在夕阳的暗金色完全消失在山旁的是时候,林子中几根杂乱竖起的竹子发出一阵阵摇曳晃动的窸窣声。几只蛊尸歪着脑袋,脚步迟缓地从林中走出。他们面带打量神色地低下头,动作僵硬木纳地弯下膝盖,看着被铁夹所困的车轱辘。一蛊尸双腿一蹬,跳上马车,马车顺力往前一倾。蛊尸伸头进入车内,见得马车内空无一人的时候,他的喉咙中发出一阵似乎略带不甘的“噜噜噜”声音。继而转身,跳落在地面,双臂成掌,四肢爬行般地爬附于地面之上,鼻子发出用力闻嗅的“呼呼”声音,急促而大力,眼神观察着地面草堆中的痕迹。在他一点点在地面摸索的时候,一阵仍带热气的腥臭之味引起了蛊尸的注意。他两步跳过去,看着地面上还未风化成干的马||粪,低下头去,仔细闻着,吮吸着其气味中的线索。“ 吼——”他低吼一声,化前臂为两肢,形似豺狼地朝前方奔去。身后的其他蛊尸也如同听从了他的号召一般,跟随着他的步伐往前跑去,有的如同人,用双腿行进;而有的则恍若兽,用四肢奔跑。
五人三马披着逐渐升起的星辉在山林车道之中奔驰不息。马蹄响动踏于地面,惊惹路侧野草杂花纷扰,路旁的山坡中忽然滑下一人影,双手持平横于两肩头地站立于道中。
“ 嗷!” 领头的马被忽然出现的人影吓到,猛然抬起前蹄。
“ 吁——” 马夫勒紧缰绳,往后一拉扯,控制住马。
因为领头马的惊动,身后的两匹马也纷纷不安地发出“呼哧呼哧”的喘气之声。“ 啊,” 因为马的乱动,马背上的曲华裳喉咙中不间断地发出叫唤声。

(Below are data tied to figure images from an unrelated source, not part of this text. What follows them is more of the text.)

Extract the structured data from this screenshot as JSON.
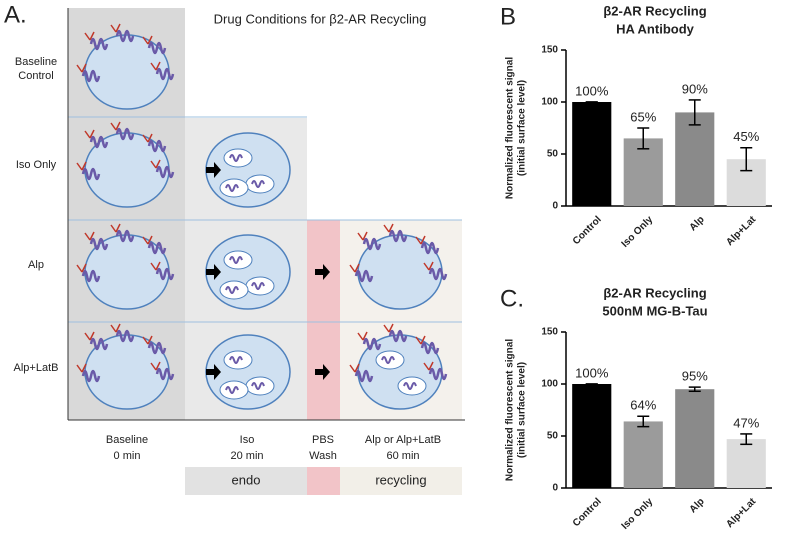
{
  "panel_a": {
    "label": "A.",
    "title": "Drug Conditions for  β2-AR Recycling",
    "rows": [
      [
        "Baseline",
        "Control"
      ],
      [
        "Iso Only"
      ],
      [
        "Alp"
      ],
      [
        "Alp+LatB"
      ]
    ],
    "columns": [
      [
        "Baseline",
        "0 min"
      ],
      [
        "Iso",
        "20 min"
      ],
      [
        "PBS",
        "Wash"
      ],
      [
        "Alp or Alp+LatB",
        "60 min"
      ]
    ],
    "phases": [
      "endo",
      "recycling"
    ]
  },
  "chart_data": [
    {
      "type": "bar",
      "label": "B",
      "title": "β2-AR Recycling",
      "subtitle": "HA Antibody",
      "y_label": [
        "Normalized fluorescent signal",
        "(initial surface level)"
      ],
      "categories": [
        "Control",
        "Iso Only",
        "Alp",
        "Alp+Lat"
      ],
      "values": [
        100,
        65,
        90,
        45
      ],
      "errors": [
        0,
        10,
        12,
        11
      ],
      "value_labels": [
        "100%",
        "65%",
        "90%",
        "45%"
      ],
      "colors": [
        "#000000",
        "#9b9b9b",
        "#8a8a8a",
        "#dcdcdc"
      ],
      "ylim": [
        0,
        150
      ],
      "yticks": [
        0,
        50,
        100,
        150
      ]
    },
    {
      "type": "bar",
      "label": "C.",
      "title": "β2-AR Recycling",
      "subtitle": "500nM MG-B-Tau",
      "y_label": [
        "Normalized fluorescent signal",
        "(initial surface level)"
      ],
      "categories": [
        "Control",
        "Iso Only",
        "Alp",
        "Alp+Lat"
      ],
      "values": [
        100,
        64,
        95,
        47
      ],
      "errors": [
        0,
        5,
        2,
        5
      ],
      "value_labels": [
        "100%",
        "64%",
        "95%",
        "47%"
      ],
      "colors": [
        "#000000",
        "#9b9b9b",
        "#8a8a8a",
        "#dcdcdc"
      ],
      "ylim": [
        0,
        150
      ],
      "yticks": [
        0,
        50,
        100,
        150
      ]
    }
  ]
}
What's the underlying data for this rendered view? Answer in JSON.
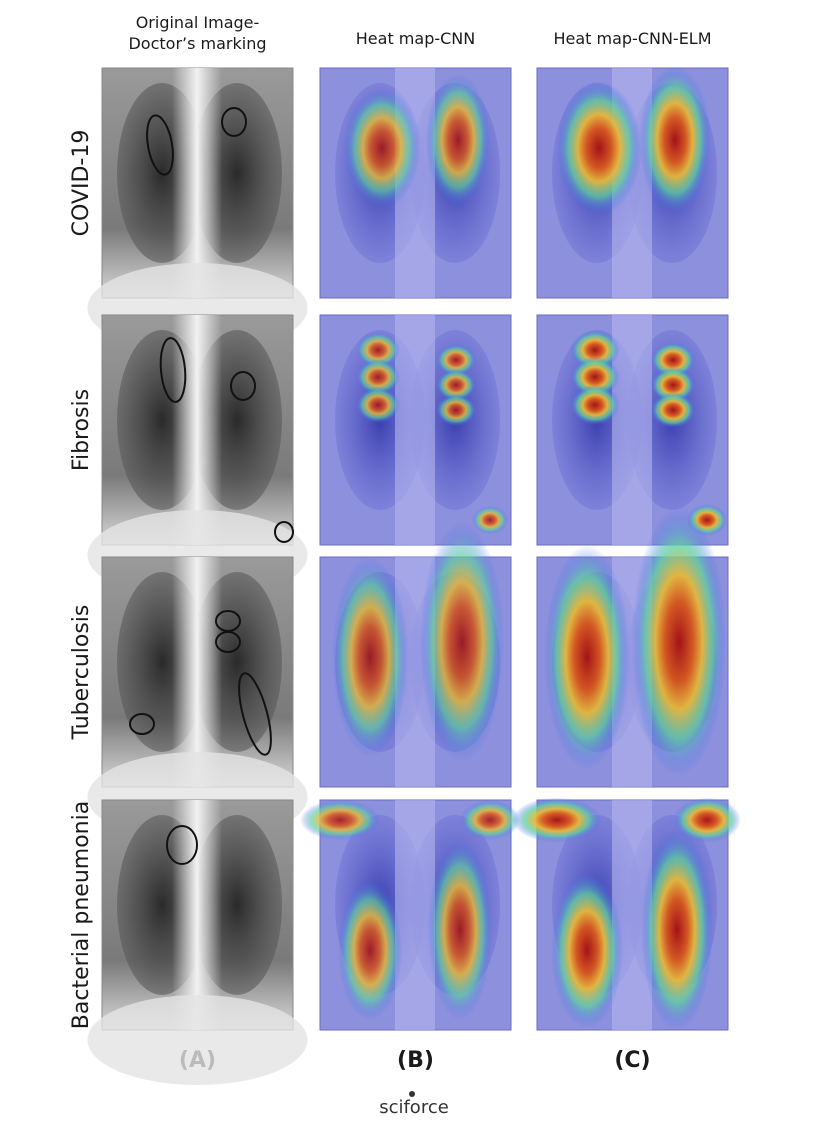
{
  "columns": [
    {
      "header": [
        "Original Image-",
        "Doctor’s marking"
      ],
      "label": "(A)"
    },
    {
      "header": [
        "Heat map-CNN"
      ],
      "label": "(B)"
    },
    {
      "header": [
        "Heat map-CNN-ELM"
      ],
      "label": "(C)"
    }
  ],
  "rows": [
    "COVID-19",
    "Fibrosis",
    "Tuberculosis",
    "Bacterial pneumonia"
  ],
  "footer": {
    "brand": "sciforce"
  }
}
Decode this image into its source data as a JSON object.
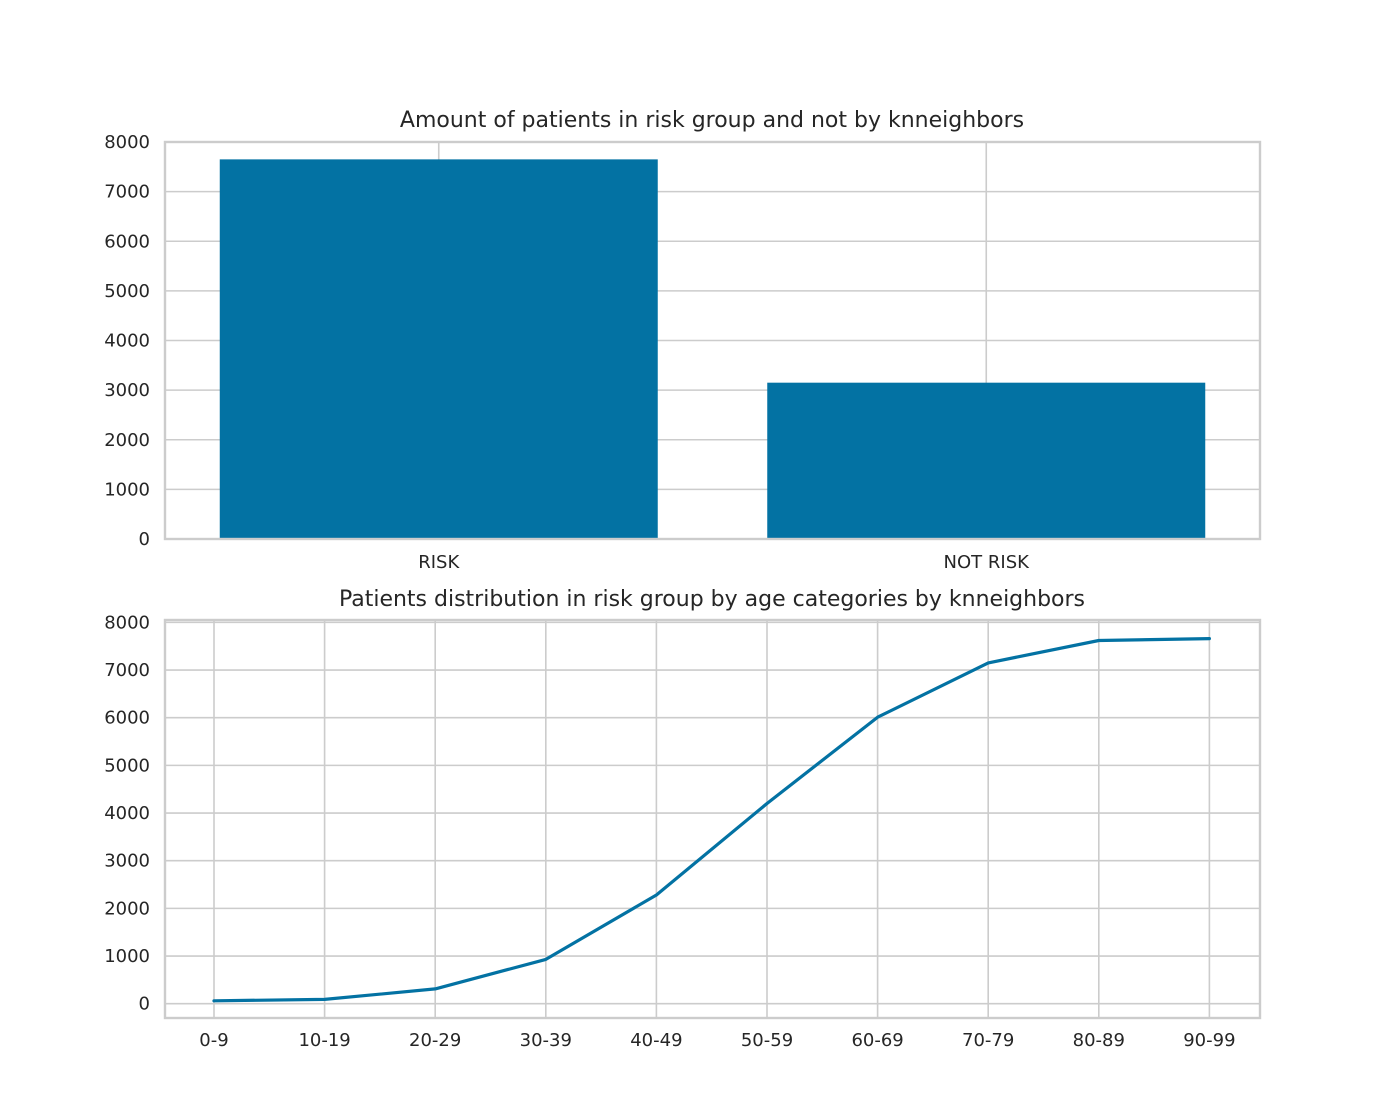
{
  "colors": {
    "series": "#0372a3",
    "grid": "#cccccc",
    "frame": "#cccccc",
    "text": "#262626",
    "background": "#ffffff"
  },
  "chart_data": [
    {
      "type": "bar",
      "title": "Amount of patients in risk group and not by knneighbors",
      "xlabel": "",
      "ylabel": "",
      "categories": [
        "RISK",
        "NOT RISK"
      ],
      "values": [
        7650,
        3150
      ],
      "ylim": [
        0,
        8000
      ],
      "yticks": [
        0,
        1000,
        2000,
        3000,
        4000,
        5000,
        6000,
        7000,
        8000
      ],
      "ytick_labels": [
        "0",
        "1000",
        "2000",
        "3000",
        "4000",
        "5000",
        "6000",
        "7000",
        "8000"
      ],
      "grid": true,
      "legend": "none"
    },
    {
      "type": "line",
      "title": "Patients distribution in risk group by age categories by knneighbors",
      "xlabel": "",
      "ylabel": "",
      "categories": [
        "0-9",
        "10-19",
        "20-29",
        "30-39",
        "40-49",
        "50-59",
        "60-69",
        "70-79",
        "80-89",
        "90-99"
      ],
      "values": [
        60,
        90,
        310,
        930,
        2280,
        4200,
        6010,
        7150,
        7620,
        7660
      ],
      "ylim": [
        -300,
        8050
      ],
      "yticks": [
        0,
        1000,
        2000,
        3000,
        4000,
        5000,
        6000,
        7000,
        8000
      ],
      "ytick_labels": [
        "0",
        "1000",
        "2000",
        "3000",
        "4000",
        "5000",
        "6000",
        "7000",
        "8000"
      ],
      "grid": true,
      "legend": "none"
    }
  ]
}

“ 发生了何事?”楼舒玄拉扯住马绳,面前的人影因为笼罩在山林树叶的阴影之下而看不太清,只能从她的衣着身段辨认出那是一女子,“ 你是何人?”
“ 你们要去哪?”那女子的声音带着上气不接下气的急喘,她大口大口呼了几声气之后咽了咽喉咙道:“ 前面不能去,前面有丧尸,有死人了。”

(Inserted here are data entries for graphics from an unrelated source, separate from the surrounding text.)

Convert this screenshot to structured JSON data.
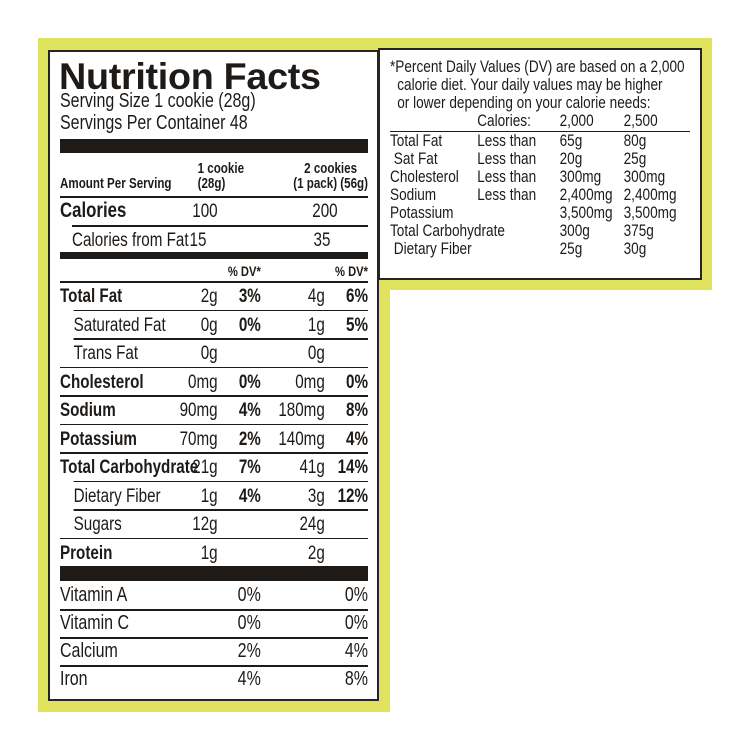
{
  "title": "Nutrition Facts",
  "serving_size": "Serving Size 1 cookie (28g)",
  "servings_per_container": "Servings Per Container 48",
  "header": {
    "amount_per_serving": "Amount Per Serving",
    "col1_line1": "1 cookie",
    "col1_line2": "(28g)",
    "col2_line1": "2 cookies",
    "col2_line2": "(1 pack) (56g)"
  },
  "calories": {
    "label": "Calories",
    "v1": "100",
    "v2": "200"
  },
  "calories_fat": {
    "label": "Calories from Fat",
    "v1": "15",
    "v2": "35"
  },
  "dv_header": "% DV*",
  "nutrients": [
    {
      "label": "Total Fat",
      "a1": "2g",
      "d1": "3%",
      "a2": "4g",
      "d2": "6%",
      "bold": true
    },
    {
      "label": "Saturated Fat",
      "a1": "0g",
      "d1": "0%",
      "a2": "1g",
      "d2": "5%",
      "indent": true
    },
    {
      "label": "Trans Fat",
      "a1": "0g",
      "d1": "",
      "a2": "0g",
      "d2": "",
      "indent": true
    },
    {
      "label": "Cholesterol",
      "a1": "0mg",
      "d1": "0%",
      "a2": "0mg",
      "d2": "0%",
      "bold": true
    },
    {
      "label": "Sodium",
      "a1": "90mg",
      "d1": "4%",
      "a2": "180mg",
      "d2": "8%",
      "bold": true
    },
    {
      "label": "Potassium",
      "a1": "70mg",
      "d1": "2%",
      "a2": "140mg",
      "d2": "4%",
      "bold": true
    },
    {
      "label": "Total Carbohydrate",
      "a1": "21g",
      "d1": "7%",
      "a2": "41g",
      "d2": "14%",
      "bold": true
    },
    {
      "label": "Dietary Fiber",
      "a1": "1g",
      "d1": "4%",
      "a2": "3g",
      "d2": "12%",
      "indent": true
    },
    {
      "label": "Sugars",
      "a1": "12g",
      "d1": "",
      "a2": "24g",
      "d2": "",
      "indent": true
    },
    {
      "label": "Protein",
      "a1": "1g",
      "d1": "",
      "a2": "2g",
      "d2": "",
      "bold": true
    }
  ],
  "vitamins": [
    {
      "label": "Vitamin A",
      "d1": "0%",
      "d2": "0%"
    },
    {
      "label": "Vitamin C",
      "d1": "0%",
      "d2": "0%"
    },
    {
      "label": "Calcium",
      "d1": "2%",
      "d2": "4%"
    },
    {
      "label": "Iron",
      "d1": "4%",
      "d2": "8%"
    }
  ],
  "footnote": {
    "lines": [
      "*Percent Daily Values (DV) are based on a 2,000",
      "calorie diet. Your daily values may be higher",
      "or lower depending on your calorie needs:"
    ],
    "cal_label": "Calories:",
    "cal1": "2,000",
    "cal2": "2,500",
    "rows": [
      {
        "label": "Total Fat",
        "q": "Less than",
        "v1": "65g",
        "v2": "80g"
      },
      {
        "label": " Sat Fat",
        "q": "Less than",
        "v1": "20g",
        "v2": "25g"
      },
      {
        "label": "Cholesterol",
        "q": "Less than",
        "v1": "300mg",
        "v2": "300mg"
      },
      {
        "label": "Sodium",
        "q": "Less than",
        "v1": "2,400mg",
        "v2": "2,400mg"
      },
      {
        "label": "Potassium",
        "q": "",
        "v1": "3,500mg",
        "v2": "3,500mg"
      },
      {
        "label": "Total Carbohydrate",
        "q": "",
        "v1": "300g",
        "v2": "375g"
      },
      {
        "label": " Dietary Fiber",
        "q": "",
        "v1": "25g",
        "v2": "30g"
      }
    ]
  },
  "colors": {
    "border_yellow": "#dfe35e",
    "ink": "#1e1a17"
  }
}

“ 什么?”马夫虽然未理解何为“丧尸”,却在听见“死人”二字时一愣,“ 你可不要瞎说。”
“ 我没有骗你们,我刚才才从那里来。” 女子放下手,一手叉着腰,一手捂着胸口,“ 跑的可是累死老娘了,呼呼呼。”
该女子怪异的语气与她话语间奇怪的措辞引起了楼舒玄的留意,他定眼看了看面前的女子,试探性地喊了一声,“ 齐大人?”
那女子听到楼舒玄的声音,也是一顿,继而来起头,眯着双眼,看清了面前的楼舒玄,“ 楼舒玄?”
作者有话要说:小剧场《三句话》
季微雨:听说最近有人很不满意出场戏份有些少啊。(一边喝茶一边撇一眼蹲在阴暗角落里,一脸怨念的某宝宝)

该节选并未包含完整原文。